Zo waren we de hele ochtend aan de wandel. De heren hadden zin in eten en gelukkig kregen we terug op kantoor gekookte plantanen, yanm en ‘breadfruit’. Ze hadden me net een gebruik uitgelegd om bij kinderen in de schoolvakantie diarree te veroorzaken om zo de ingewanden ‘schoon te maken’ toen ik prompt een latrine nodig had. Die heeft de school gelukkig. Ik ging met enig angst en beven naar binnen, aangezien de vloer gescheurd en verzakt is en de betonnen pot zelf ook gescheurd is, als resultaat van de aardbeving. Je zult erdoor zakken...
Vervolgens hebben we met de comitéleden verder gesproken over de plannen om het watersysteem te repareren. Ook spraken we over het landbouwprogramma en de assistentie die KAMM krijgt van een van de landbouwdeskundigen in het programma. Ze hebben onder andere een grote plantage van plantanen aangelegd. We bekeken de financiële administratie en gaven daarover enkele adviezen.
Slippend en trillend over de stenen daalden we de berg weer af. De beenspieren werken flink. Onderaan bezochten we de plantanen plantage van KAMM, waar 394 plantanen geplant zijn. De katholieke kerk had gelukkig ook een latrine, die goed van pas kwam. Rony dronk ongezuiverd water en ik raakte prompt in de diarree... Het was weer mooi teamwerk.
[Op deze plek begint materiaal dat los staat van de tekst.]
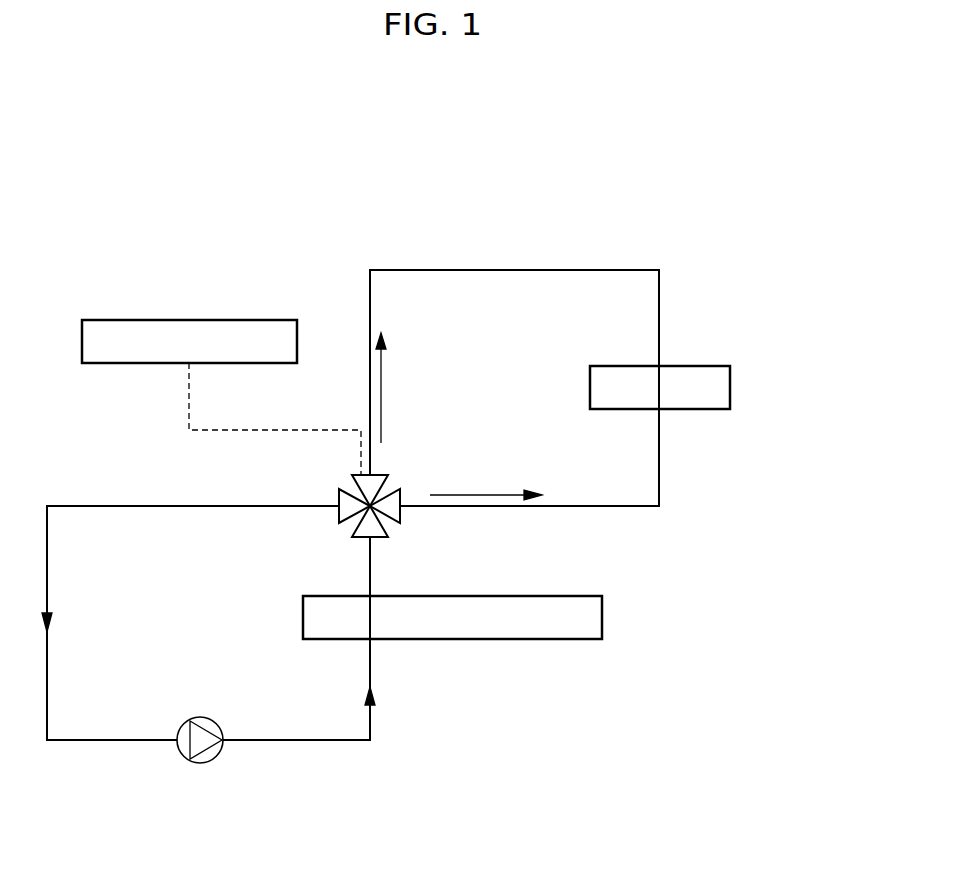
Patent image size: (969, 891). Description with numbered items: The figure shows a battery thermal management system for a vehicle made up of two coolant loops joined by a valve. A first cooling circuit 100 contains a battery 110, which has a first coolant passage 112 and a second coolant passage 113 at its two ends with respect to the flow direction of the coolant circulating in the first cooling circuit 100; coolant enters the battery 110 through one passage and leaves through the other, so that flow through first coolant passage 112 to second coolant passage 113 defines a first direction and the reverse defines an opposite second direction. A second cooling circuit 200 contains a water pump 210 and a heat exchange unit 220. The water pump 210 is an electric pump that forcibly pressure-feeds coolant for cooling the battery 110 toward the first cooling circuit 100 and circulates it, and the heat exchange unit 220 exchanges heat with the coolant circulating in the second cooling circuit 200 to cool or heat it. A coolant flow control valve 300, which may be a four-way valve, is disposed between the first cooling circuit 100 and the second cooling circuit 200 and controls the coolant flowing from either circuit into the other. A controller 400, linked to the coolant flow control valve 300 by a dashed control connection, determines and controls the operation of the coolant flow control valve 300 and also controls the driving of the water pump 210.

The first cooling circuit 100 is at (507, 254).
The battery 110 is at (730, 386).
The first coolant passage 112 is at (660, 409).
The second coolant passage 113 is at (660, 366).
The second cooling circuit 200 is at (78, 491).
The water pump 210 is at (205, 717).
The heat exchange unit 220 is at (602, 617).
The coolant flow control valve 300 is at (400, 516).
The controller 400 is at (184, 320).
We reden naar Bassin Bleu en staken daar de rivier Trois Rivières over om via Passe Catabois naar Jean Rabel te rijden. Ik stond voor de rivier te kijken hoe/waar we moesten oversteken. Rony stapte uit om iemand te vragen waar het ’t ondiepst was, de vierwielaandrijving ging aan en zo kwamen we veilig en wel door het water naar de overkant.
Pas om negen uur ’s avonds kwamen we aan in Jean Rabel. De eerste lange dag van een week van lange dagen. Het gastenverblijf was aardig vol, wat betekent geluiden van radio’s, telefoons, computers en gesprekken.
Woensdag om zeven uur ’s ochtends vertrokken we weer. De avond ervoor hadden we bij een restaurant buiten Jean Rabel gevraagd hoe laat er ontbijt zou zijn; zeven uur. We waren er om half acht maar er was niemand, dus reden we zonder ontbijt naar Nan Kolen. Het had geregend die nacht en het regende nog toen we vertrokken.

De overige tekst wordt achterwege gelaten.